Terugplaatsing van de haan op de Sint-Katharina toren

Zoals een café niet zonder bier kan, kan een kerktoren ook niet zonder windhaan. Na een grondige opknapbeurt staat deze haan sinds vandaag terug helemaal op de top van de kerktoren en waakt hij opnieuw over groot Hoogstraten.

In 1988 werd de haan door Jos Stoops op de Sint-Katharina toren geplaatst. Dit gebeurde nadat Jos Martens de haan had verguld. Vandaag, 30 jaar later hebben we samen met de afgevaardigden van het stadbestuur, de kerkraad, de aannemer en in het bijzonder met Tosh Laurijssen de haan er opnieuw opgezet. In het kader van de kindvriendelijke gemeente kreeg Tosh, leerling van het 5de leerjaar van de basisschool ‘tspijker, de kans om de plaatsing van dichtbij mee te maken.

Met knikkende knieën vertrokken om nadien te kunnen genieten van het prachtige uitzicht over groot Hoogstraten. Aan de bol van de haan werd nog een tijdscapsule bevestigd. Hierin hebben we vanuit het stadsbestuur en de kerkraad een boodschap ingestoken met een wens voor de volgende generatie Hoogstratenaren. Ook de klas van Tosh had een brief bij waarin ze vooral schreven wat er leuk en hip is vandaag de dag. Als laatste schreef onze stadsdichter Daan Janssen nog een gedicht dat pas aan het publiek getoond wordt als deze capsule opnieuw naar beneden komt.

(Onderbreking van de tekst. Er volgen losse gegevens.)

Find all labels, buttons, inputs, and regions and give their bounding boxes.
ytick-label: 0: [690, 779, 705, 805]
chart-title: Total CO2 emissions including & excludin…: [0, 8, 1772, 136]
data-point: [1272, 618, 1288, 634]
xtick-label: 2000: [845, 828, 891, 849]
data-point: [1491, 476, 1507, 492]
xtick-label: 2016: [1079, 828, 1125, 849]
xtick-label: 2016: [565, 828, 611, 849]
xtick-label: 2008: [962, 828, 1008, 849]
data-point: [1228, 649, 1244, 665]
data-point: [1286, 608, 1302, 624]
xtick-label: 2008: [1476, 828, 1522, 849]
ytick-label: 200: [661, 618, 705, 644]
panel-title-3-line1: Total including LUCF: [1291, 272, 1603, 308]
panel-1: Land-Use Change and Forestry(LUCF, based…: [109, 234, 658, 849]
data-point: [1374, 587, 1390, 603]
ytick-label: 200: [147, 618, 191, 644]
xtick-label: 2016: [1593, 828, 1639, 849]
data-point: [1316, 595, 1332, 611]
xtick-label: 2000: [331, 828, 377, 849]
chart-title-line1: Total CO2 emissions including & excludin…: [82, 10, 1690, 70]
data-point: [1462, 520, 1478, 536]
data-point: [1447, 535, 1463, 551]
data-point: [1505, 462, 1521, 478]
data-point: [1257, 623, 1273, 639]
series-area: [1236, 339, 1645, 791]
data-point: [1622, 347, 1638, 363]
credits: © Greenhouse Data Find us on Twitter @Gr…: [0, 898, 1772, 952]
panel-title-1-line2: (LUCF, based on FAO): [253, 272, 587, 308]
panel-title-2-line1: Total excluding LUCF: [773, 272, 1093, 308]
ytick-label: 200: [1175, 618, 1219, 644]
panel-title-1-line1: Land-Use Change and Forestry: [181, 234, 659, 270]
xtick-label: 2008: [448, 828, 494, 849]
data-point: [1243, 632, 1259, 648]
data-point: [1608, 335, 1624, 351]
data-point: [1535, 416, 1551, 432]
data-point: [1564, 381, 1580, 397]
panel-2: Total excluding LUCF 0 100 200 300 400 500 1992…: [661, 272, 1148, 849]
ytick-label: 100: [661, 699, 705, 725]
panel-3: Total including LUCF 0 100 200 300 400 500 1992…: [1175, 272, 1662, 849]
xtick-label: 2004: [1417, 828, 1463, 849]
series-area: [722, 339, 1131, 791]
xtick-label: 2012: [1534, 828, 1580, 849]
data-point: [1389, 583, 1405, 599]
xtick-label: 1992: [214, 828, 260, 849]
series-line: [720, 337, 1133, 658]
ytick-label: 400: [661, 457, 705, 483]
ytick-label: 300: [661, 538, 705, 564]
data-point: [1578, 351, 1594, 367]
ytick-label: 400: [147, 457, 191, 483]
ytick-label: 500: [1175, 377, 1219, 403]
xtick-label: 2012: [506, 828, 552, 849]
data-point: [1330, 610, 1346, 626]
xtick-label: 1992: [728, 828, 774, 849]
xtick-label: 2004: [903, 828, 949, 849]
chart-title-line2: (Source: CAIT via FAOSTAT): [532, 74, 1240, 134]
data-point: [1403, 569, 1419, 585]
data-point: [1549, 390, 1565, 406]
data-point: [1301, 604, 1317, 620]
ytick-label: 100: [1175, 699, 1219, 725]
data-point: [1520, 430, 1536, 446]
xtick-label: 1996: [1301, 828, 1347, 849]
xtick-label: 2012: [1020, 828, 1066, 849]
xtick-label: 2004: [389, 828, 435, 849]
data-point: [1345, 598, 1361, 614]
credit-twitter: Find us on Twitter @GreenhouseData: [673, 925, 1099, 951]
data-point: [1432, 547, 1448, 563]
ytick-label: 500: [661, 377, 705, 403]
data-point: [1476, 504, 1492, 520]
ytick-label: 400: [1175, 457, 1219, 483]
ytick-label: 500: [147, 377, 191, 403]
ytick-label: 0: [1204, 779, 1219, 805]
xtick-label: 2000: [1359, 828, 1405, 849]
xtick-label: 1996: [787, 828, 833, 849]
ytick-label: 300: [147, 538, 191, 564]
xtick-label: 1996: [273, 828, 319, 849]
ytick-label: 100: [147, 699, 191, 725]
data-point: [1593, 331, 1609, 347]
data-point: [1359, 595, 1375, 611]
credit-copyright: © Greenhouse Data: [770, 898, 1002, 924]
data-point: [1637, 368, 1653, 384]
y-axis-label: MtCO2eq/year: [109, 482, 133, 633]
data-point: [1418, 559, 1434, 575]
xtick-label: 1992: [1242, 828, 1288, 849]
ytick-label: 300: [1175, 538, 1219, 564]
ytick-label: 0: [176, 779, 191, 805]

Wat een beleving! Vandaag was het letterlijk HOOGstraten! Wie mee het hele avontuur wil beleven kan vanavond kijken naar Karrewiet om 17u45 met een herhaling om 18u45 uur en naar RTV om 18 uur of leest het hele verslag in de kranten.  

 

De haan is ons allen niet onbekend, zo herinneren we ons het mooie liedje dat over de haan werd geschreven door Gie Martens naar aanleiding van 800 jaar Hoogstraten:

Een bries doet mij draaien,

Naar het noorden weg waaien.

In Holland hoor ik

Mijn broers zachtjes kraaien

 

En de klokken die luiden,

Galmen naar elke kant

Over akkers en velden

Van het Hoogstraatse land.

En de klokken die luiden,

Galmen naar elke kant

Over akkers en velden

Van het Hoogstraatse land.

Met een vlaag draai ik mee

Naar het westen gedwee

En ik proef in mijn bek

Het zout van de zee.

 

Naar het oosten met een zicht,

‘k voel de lente in de lucht

Ik ruik bloesems van de appels

Uit een Limburgs gehucht.

 

Hoor de klokken weer luiden.

Ik zie elke kant.

‘k ken al de verhalen

Van het Hoogstraatse land.

 

En de klokken die luiden,

Galmen naar elke kant

Over akkers en velden

Van het Hoogstraatse land.

 

Laat mij hier maar draaien

Boven het Hoogstraatse land.

 

 

Hoe warm de wind

Die mij naar ’t zuiden toe dwingt

Want ik hoor in de verte

Het gelach van een kind.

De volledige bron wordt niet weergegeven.